The JRB: Most of the information presented in this book is in the public domain (if, in some cases, not easy to find). But it takes rare skill—as indicated, I think, in my previous question—to accumulate these facts, discover connections and patterns, and create a suggestive and surprising narrative. How did you find this process?
Imraan Coovadia: I am probably a better researcher than a fiction writer. Some of my friends tell me that.
The JRB: Beg to differ. What was the most shocking piece of information you uncovered during the writing of this book?
Imraan Coovadia: Well, there are many shocking moments. My two favourites, though, have to do with Basson and his brand of black comedy. First, when Basson makes a dish of prawns (a gift from Graça Machel) for Mandela and his guests at Mandela’s Houghton home. I would have been a lot more nervous at that dinner. Second, is when a man close to the ANC, Sol Pienaar, has teamed up with Wouter Basson post-1990 to do some business together, on a Libyan railway project. The two men got to be very close. In 1994 Pienaar heard on the radio that Dr Wouter Basson had been implicated in numerous atrocities. Sol Pienaar immediately drove to his friend’s house, horrified at the news, only to be reassured when Basson told him that ‘there are many Wouter Bassons in the army’. And Sol Pienaar accepted it.
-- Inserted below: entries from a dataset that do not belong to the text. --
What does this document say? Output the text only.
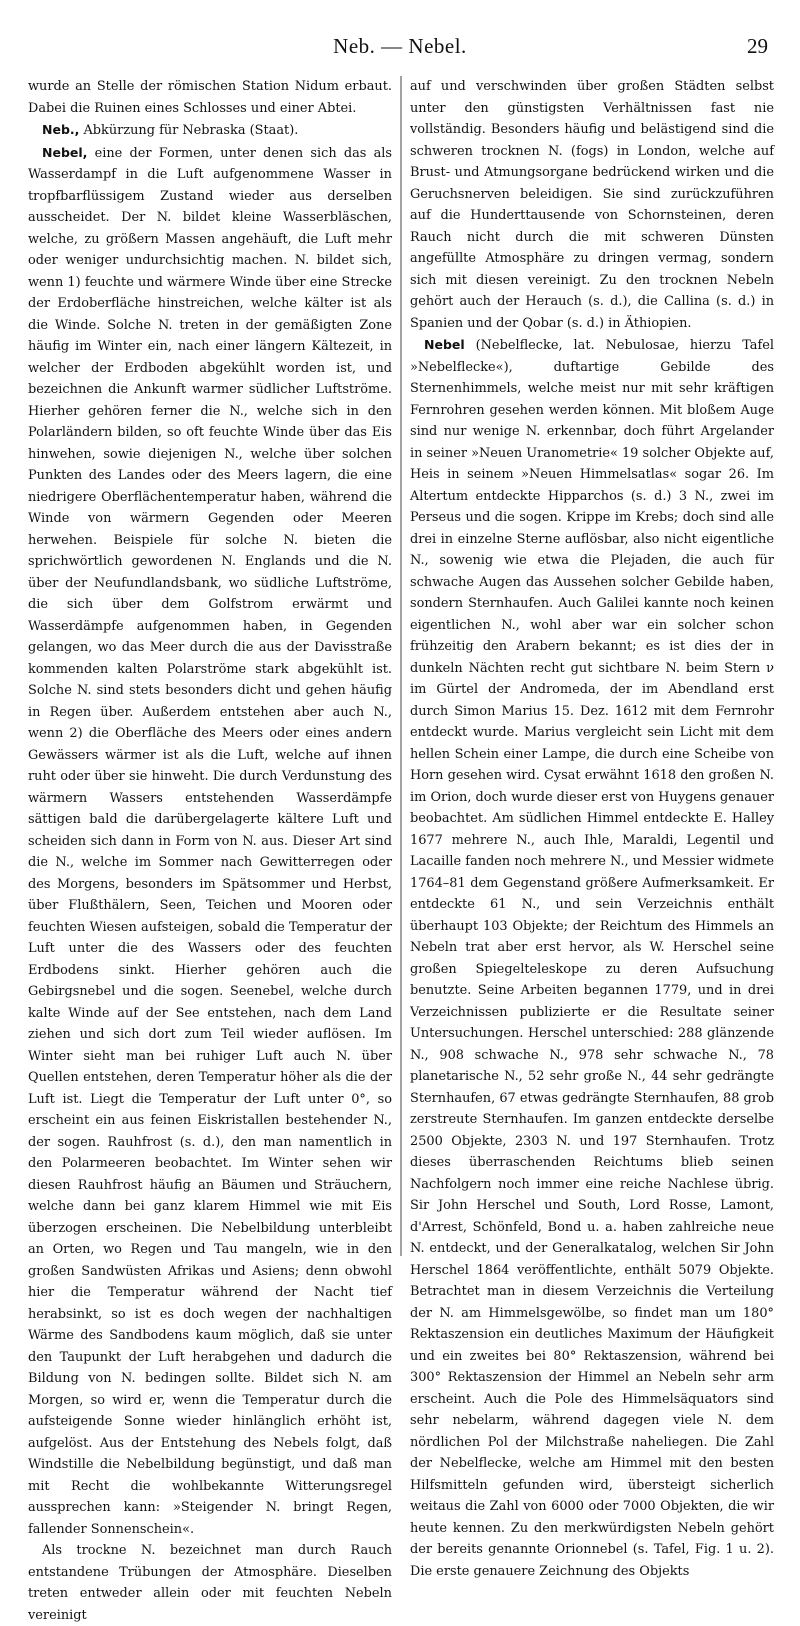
Neb. — Nebel.	29

wurde an Stelle der römischen Station Nidum erbaut. Dabei die Ruinen eines Schlosses und einer Abtei.

Neb., Abkürzung für Nebraska (Staat).

Nebel, eine der Formen, unter denen sich das als Wasserdampf in die Luft aufgenommene Wasser in tropfbarflüssigem Zustand wieder aus derselben ausscheidet. Der N. bildet kleine Wasserbläschen, welche, zu größern Massen angehäuft, die Luft mehr oder weniger undurchsichtig machen. N. bildet sich, wenn 1) feuchte und wärmere Winde über eine Strecke der Erdoberfläche hinstreichen, welche kälter ist als die Winde. Solche N. treten in der gemäßigten Zone häufig im Winter ein, nach einer längern Kältezeit, in welcher der Erdboden abgekühlt worden ist, und bezeichnen die Ankunft warmer südlicher Luftströme. Hierher gehören ferner die N., welche sich in den Polarländern bilden, so oft feuchte Winde über das Eis hinwehen, sowie diejenigen N., welche über solchen Punkten des Landes oder des Meers lagern, die eine niedrigere Oberflächentemperatur haben, während die Winde von wärmern Gegenden oder Meeren herwehen. Beispiele für solche N. bieten die sprichwörtlich gewordenen N. Englands und die N. über der Neufundlandsbank, wo südliche Luftströme, die sich über dem Golfstrom erwärmt und Wasserdämpfe aufgenommen haben, in Gegenden gelangen, wo das Meer durch die aus der Davisstraße kommenden kalten Polarströme stark abgekühlt ist. Solche N. sind stets besonders dicht und gehen häufig in Regen über. Außerdem entstehen aber auch N., wenn 2) die Oberfläche des Meers oder eines andern Gewässers wärmer ist als die Luft, welche auf ihnen ruht oder über sie hinweht. Die durch Verdunstung des wärmern Wassers entstehenden Wasserdämpfe sättigen bald die darübergelagerte kältere Luft und scheiden sich dann in Form von N. aus. Dieser Art sind die N., welche im Sommer nach Gewitterregen oder des Morgens, besonders im Spätsommer und Herbst, über Flußthälern, Seen, Teichen und Mooren oder feuchten Wiesen aufsteigen, sobald die Temperatur der Luft unter die des Wassers oder des feuchten Erdbodens sinkt. Hierher gehören auch die Gebirgsnebel und die sogen. Seenebel, welche durch kalte Winde auf der See entstehen, nach dem Land ziehen und sich dort zum Teil wieder auflösen. Im Winter sieht man bei ruhiger Luft auch N. über Quellen entstehen, deren Temperatur höher als die der Luft ist. Liegt die Temperatur der Luft unter 0°, so erscheint ein aus feinen Eiskristallen bestehender N., der sogen. Rauhfrost (s. d.), den man namentlich in den Polarmeeren beobachtet. Im Winter sehen wir diesen Rauhfrost häufig an Bäumen und Sträuchern, welche dann bei ganz klarem Himmel wie mit Eis überzogen erscheinen. Die Nebelbildung unterbleibt an Orten, wo Regen und Tau mangeln, wie in den großen Sandwüsten Afrikas und Asiens; denn obwohl hier die Temperatur während der Nacht tief herabsinkt, so ist es doch wegen der nachhaltigen Wärme des Sandbodens kaum möglich, daß sie unter den Taupunkt der Luft herabgehen und dadurch die Bildung von N. bedingen sollte. Bildet sich N. am Morgen, so wird er, wenn die Temperatur durch die aufsteigende Sonne wieder hinlänglich erhöht ist, aufgelöst. Aus der Entstehung des Nebels folgt, daß Windstille die Nebelbildung begünstigt, und daß man mit Recht die wohlbekannte Witterungsregel aussprechen kann: »Steigender N. bringt Regen, fallender Sonnenschein«.

Als trockne N. bezeichnet man durch Rauch entstandene Trübungen der Atmosphäre. Dieselben treten entweder allein oder mit feuchten Nebeln vereinigt

auf und verschwinden über großen Städten selbst unter den günstigsten Verhältnissen fast nie vollständig. Besonders häufig und belästigend sind die schweren trocknen N. (fogs) in London, welche auf Brust- und Atmungsorgane bedrückend wirken und die Geruchsnerven beleidigen. Sie sind zurückzuführen auf die Hunderttausende von Schornsteinen, deren Rauch nicht durch die mit schweren Dünsten angefüllte Atmosphäre zu dringen vermag, sondern sich mit diesen vereinigt. Zu den trocknen Nebeln gehört auch der Herauch (s. d.), die Callina (s. d.) in Spanien und der Qobar (s. d.) in Äthiopien.

Nebel (Nebelflecke, lat. Nebulosae, hierzu Tafel »Nebelflecke«), duftartige Gebilde des Sternenhimmels, welche meist nur mit sehr kräftigen Fernrohren gesehen werden können. Mit bloßem Auge sind nur wenige N. erkennbar, doch führt Argelander in seiner »Neuen Uranometrie« 19 solcher Objekte auf, Heis in seinem »Neuen Himmelsatlas« sogar 26. Im Altertum entdeckte Hipparchos (s. d.) 3 N., zwei im Perseus und die sogen. Krippe im Krebs; doch sind alle drei in einzelne Sterne auflösbar, also nicht eigentliche N., sowenig wie etwa die Plejaden, die auch für schwache Augen das Aussehen solcher Gebilde haben, sondern Sternhaufen. Auch Galilei kannte noch keinen eigentlichen N., wohl aber war ein solcher schon frühzeitig den Arabern bekannt; es ist dies der in dunkeln Nächten recht gut sichtbare N. beim Stern ν im Gürtel der Andromeda, der im Abendland erst durch Simon Marius 15. Dez. 1612 mit dem Fernrohr entdeckt wurde. Marius vergleicht sein Licht mit dem hellen Schein einer Lampe, die durch eine Scheibe von Horn gesehen wird. Cysat erwähnt 1618 den großen N. im Orion, doch wurde dieser erst von Huygens genauer beobachtet. Am südlichen Himmel entdeckte E. Halley 1677 mehrere N., auch Ihle, Maraldi, Legentil und Lacaille fanden noch mehrere N., und Messier widmete 1764–81 dem Gegenstand größere Aufmerksamkeit. Er entdeckte 61 N., und sein Verzeichnis enthält überhaupt 103 Objekte; der Reichtum des Himmels an Nebeln trat aber erst hervor, als W. Herschel seine großen Spiegelteleskope zu deren Aufsuchung benutzte. Seine Arbeiten begannen 1779, und in drei Verzeichnissen publizierte er die Resultate seiner Untersuchungen. Herschel unterschied: 288 glänzende N., 908 schwache N., 978 sehr schwache N., 78 planetarische N., 52 sehr große N., 44 sehr gedrängte Sternhaufen, 67 etwas gedrängte Sternhaufen, 88 grob zerstreute Sternhaufen. Im ganzen entdeckte derselbe 2500 Objekte, 2303 N. und 197 Sternhaufen. Trotz dieses überraschenden Reichtums blieb seinen Nachfolgern noch immer eine reiche Nachlese übrig. Sir John Herschel und South, Lord Rosse, Lamont, d'Arrest, Schönfeld, Bond u. a. haben zahlreiche neue N. entdeckt, und der Generalkatalog, welchen Sir John Herschel 1864 veröffentlichte, enthält 5079 Objekte. Betrachtet man in diesem Verzeichnis die Verteilung der N. am Himmelsgewölbe, so findet man um 180° Rektaszension ein deutliches Maximum der Häufigkeit und ein zweites bei 80° Rektaszension, während bei 300° Rektaszension der Himmel an Nebeln sehr arm erscheint. Auch die Pole des Himmelsäquators sind sehr nebelarm, während dagegen viele N. dem nördlichen Pol der Milchstraße naheliegen. Die Zahl der Nebelflecke, welche am Himmel mit den besten Hilfsmitteln gefunden wird, übersteigt sicherlich weitaus die Zahl von 6000 oder 7000 Objekten, die wir heute kennen. Zu den merkwürdigsten Nebeln gehört der bereits genannte Orionnebel (s. Tafel, Fig. 1 u. 2). Die erste genauere Zeichnung des Objekts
Sol Pienaar to me represents the beauty of the soul of this country, a bit like Bottom in A Midsummer Night’s Dream.
The JRB: You excavate some extraordinary characters in this book: The Rhodesian Minister of Defense PK van der Byl, who wanted to be a film star and play Tarzan, held the world record for shooting the largest elephant, and married Princess Charlotte Maria Benedikte Eleonore Adelheid of Liechtenstein; Michael Swango, the American physician and serial killer who operated in Zimbabwe; Stephen Jay Hatfill, the son of a part-time horse breeder from Missouri who went to seek his fortune in remotest Zaire and claimed to be a Selous Scout; or Casper G Schmidt, the South African award-winning avant-garde poet and doctor who, while living in New York, launched the theory that Aids was caused by a ‘group fantasy’, to name a few. Why do you think biological warfare attracts these types of larger-than-life personalities?
Imraan Coovadia: Ethnic mobilisation brings out freaks, weirdos, and creeps, as the Trump presidency proved and much of our current South African landscape demonstrates. Biological warfare is, if anything, even more disreputable. They go together well, because ethnic mobilisation reduces some set of other people to mere animals who can be poisoned. Not that animals should be poisoned.
The JRB: If you had to poison someone, what would be your poison of choice?
Imraan Coovadia: I wouldn’t. I really don’t have a poisoner’s mind, is my conclusion.